PARIS (Reuters) -French President Emmanuel Macron told Australia’s prime minister that he had broken the trust between their two countries and that it was up to Canberra to repair relations with “tangible actions,” the Elysee said on Thursday.
France has accused its allies of stabbing it in the back when Australia opted for nuclear-powered submarines to be built with U.S. and British technology instead of a multi-billion- dollar French submarine programme. While France has sought to mend fences with Washington, with Macron meeting U.S. President Joe Biden on Friday in Rome, it had frozen its contacts with Australia.
“Australia’s unilateral decision to scale back the French-Australian strategic partnership by putting an end to the ocean-class submarine programme in favour of another as-yet unspecified project broke the relationship of trust between our two countries,” Macron told Prime Minister Scott Morrison, according to the Elysee.
The call between Macron and Morrison, who will both attend a G-20 summit in Rome later this week, is the first time the two leaders have spoken since France was informed by letter that Canberra was scrapping the 2016 submarine deal. “It is now up to the Australian Government to propose tangible actions that embody the political will of Australia’s highest authorities to redefine the basis of our bilateral relationship and continue joint action in the Indo-Pacific,” the Elysee said.

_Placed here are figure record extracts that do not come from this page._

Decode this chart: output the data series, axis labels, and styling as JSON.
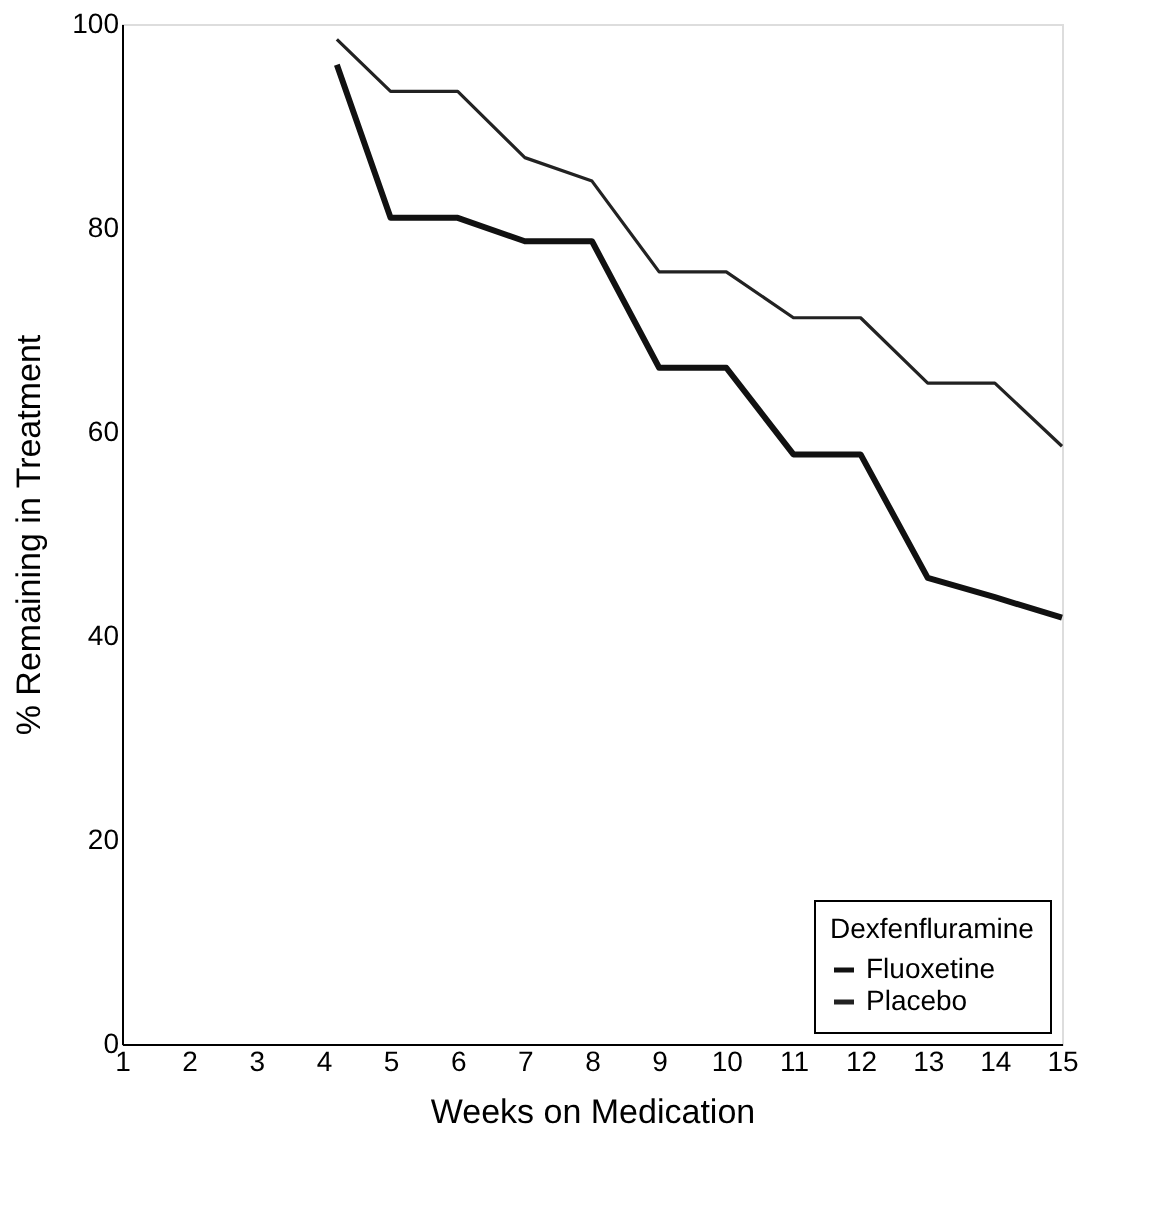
{
  "chart_data": {
    "type": "line",
    "xlabel": "Weeks on Medication",
    "ylabel": "% Remaining in Treatment",
    "legend_title": "Dexfenfluramine",
    "xlim": [
      1,
      15
    ],
    "xticks": [
      1,
      2,
      3,
      4,
      5,
      6,
      7,
      8,
      9,
      10,
      11,
      12,
      13,
      14,
      15
    ],
    "ylim": [
      0,
      100
    ],
    "yticks": [
      0,
      20,
      40,
      60,
      80,
      100
    ],
    "grid": false,
    "legend": "bottom right",
    "marker": "none",
    "line_style": "solid",
    "series": [
      {
        "name": "Fluoxetine",
        "color": "#111111",
        "x": [
          4.2,
          5,
          6,
          7,
          8,
          9,
          10,
          11,
          12,
          13,
          14,
          15
        ],
        "values": [
          96,
          81,
          81,
          78.7,
          78.7,
          66.3,
          66.3,
          57.8,
          57.8,
          45.7,
          43.8,
          41.8
        ]
      },
      {
        "name": "Placebo",
        "color": "#222222",
        "x": [
          4.2,
          5,
          6,
          7,
          8,
          9,
          10,
          11,
          12,
          13,
          14,
          15
        ],
        "values": [
          98.5,
          93.4,
          93.4,
          86.9,
          84.6,
          75.7,
          75.7,
          71.2,
          71.2,
          64.8,
          64.8,
          58.6
        ]
      }
    ]
  }
}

In the call on Thursday, which came ahead of a U.N. climate change summit next week, Macron also urged Morrison to commit to halting coal mining and the use of coal for power production. Australia, long under fire as one of world’s top producers of coal and gas, has pledged to target net zero carbon emissions by 2050 but will not legislate the goal, and instead, relies on consumers and companies to drive emission reductions.